Die oben genannten Ergebnisse sind jedoch nicht auf die Folgen der Pressotherapie beschränkt:

  • Dank der Wirkung auf das subkutane Fettgewebe zeigen die Folgen der Pressotherapie eine Beseitigung von Cellulite sowie eine Steigerung der Elastizität, Weichheit und Hautelastizität;
  • In erheblichem Maße werden Körperformen verkleinert; das Fettgewebe wird reduziert, Wassergeschwülste liquidiert, Schlacken und Flüssigkeitsüberschüsse aus dem Organismus ausgeschieden;
  • Durch die kombinierte venotonische und spasmolytische Wirkung trägt Pressotherapie der Beine zur Varikoseprophylaxe bei;
  • Die Immunität wird gestärkt, die Stimmung verbessert und Stressresistenz entwickelt.

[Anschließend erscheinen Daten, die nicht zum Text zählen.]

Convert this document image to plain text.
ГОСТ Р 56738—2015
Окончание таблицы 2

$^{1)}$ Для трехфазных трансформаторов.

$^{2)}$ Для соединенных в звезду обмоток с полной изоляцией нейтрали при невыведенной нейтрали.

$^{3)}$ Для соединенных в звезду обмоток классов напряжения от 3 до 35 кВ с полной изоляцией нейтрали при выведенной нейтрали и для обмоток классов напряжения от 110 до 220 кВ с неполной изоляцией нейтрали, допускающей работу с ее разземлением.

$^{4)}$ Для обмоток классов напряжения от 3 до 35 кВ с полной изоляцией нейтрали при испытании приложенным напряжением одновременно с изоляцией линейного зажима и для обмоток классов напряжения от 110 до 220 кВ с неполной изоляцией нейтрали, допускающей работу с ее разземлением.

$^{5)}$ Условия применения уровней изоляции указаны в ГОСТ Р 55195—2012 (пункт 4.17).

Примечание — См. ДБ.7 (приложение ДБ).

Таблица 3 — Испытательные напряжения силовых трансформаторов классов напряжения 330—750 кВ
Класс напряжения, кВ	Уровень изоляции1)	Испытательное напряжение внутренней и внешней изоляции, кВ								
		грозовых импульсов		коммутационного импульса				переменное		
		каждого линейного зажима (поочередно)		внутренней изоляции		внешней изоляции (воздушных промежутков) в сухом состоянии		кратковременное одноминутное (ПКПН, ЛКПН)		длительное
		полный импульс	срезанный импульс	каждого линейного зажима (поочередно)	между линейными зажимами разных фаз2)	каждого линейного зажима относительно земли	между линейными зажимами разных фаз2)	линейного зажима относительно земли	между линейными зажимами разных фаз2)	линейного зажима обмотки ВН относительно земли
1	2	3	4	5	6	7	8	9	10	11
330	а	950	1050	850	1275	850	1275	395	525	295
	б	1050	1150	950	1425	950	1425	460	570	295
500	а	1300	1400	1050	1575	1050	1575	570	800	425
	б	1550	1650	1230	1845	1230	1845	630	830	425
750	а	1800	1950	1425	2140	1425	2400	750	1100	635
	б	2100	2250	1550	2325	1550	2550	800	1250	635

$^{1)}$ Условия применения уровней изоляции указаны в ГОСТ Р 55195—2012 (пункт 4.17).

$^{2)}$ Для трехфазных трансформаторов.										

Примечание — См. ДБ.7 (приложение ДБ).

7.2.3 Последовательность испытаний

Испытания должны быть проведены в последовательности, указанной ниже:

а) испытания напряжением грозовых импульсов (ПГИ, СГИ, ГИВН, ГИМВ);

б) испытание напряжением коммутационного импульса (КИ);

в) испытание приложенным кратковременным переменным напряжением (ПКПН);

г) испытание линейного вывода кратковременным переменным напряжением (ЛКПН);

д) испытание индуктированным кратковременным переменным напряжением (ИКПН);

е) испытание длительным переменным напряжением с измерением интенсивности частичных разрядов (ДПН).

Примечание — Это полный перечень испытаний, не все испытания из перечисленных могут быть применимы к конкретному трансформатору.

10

Der Organismus erhält eine „zweite Atmung" mit einem Zustrom von Energie und Munterkeit.
  • Die Rekonvaleszenzzeiten nach Traumen und Operationen werden verkürzt.

Kontraindikationen für die Pressotherapie

Auch wenn die Pressotherapie bei Patienten mit Gegenanzeigen für Verfahren wie Ultraschall oder Elektrophorese erlaubt ist, gibt es Zustände, bei denen eine Lymphdrainage-Sitzung verboten ist. Folgende Zustände sind betroffen:

  • Eine Verletzung der Hautintegrität;
  • Diabetes mellitus;
  • Das Vorliegen von chronischen Organerkrankungen im Bereich der Pressotherapie;
  • Erkrankungen des kardiovaskulären Systems;
  • Eine Beeinträchtigung der Nierenfunktion;
  • Tuberkulose;
  • Das Vorhandensein gutartiger und bösartiger Tumoren;
  • Das Vorhandensein von Blutgerinnseln in den Gefäßen und im Blut sowie die Tendenz zu deren Bildung;
  • Nicht heilbare Brüche;
  • Die Menstruation;
  • Die Schwangerschaft (zweites und drittes Trimester) sowie die Stillphase;

Selbst bei Abwesenheit von Kontraindikationen für die Pressotherapie ist eine vorläufige Beratung durch einen Experten obligatorisch;

Ob Sie wissen:

Gebildete Menschen sind weniger anfällig für Hirnerkrankungen. Die intellektuelle Aktivität fördert die Bildung zusätzlicher Gewebe, die kompensierend wirken.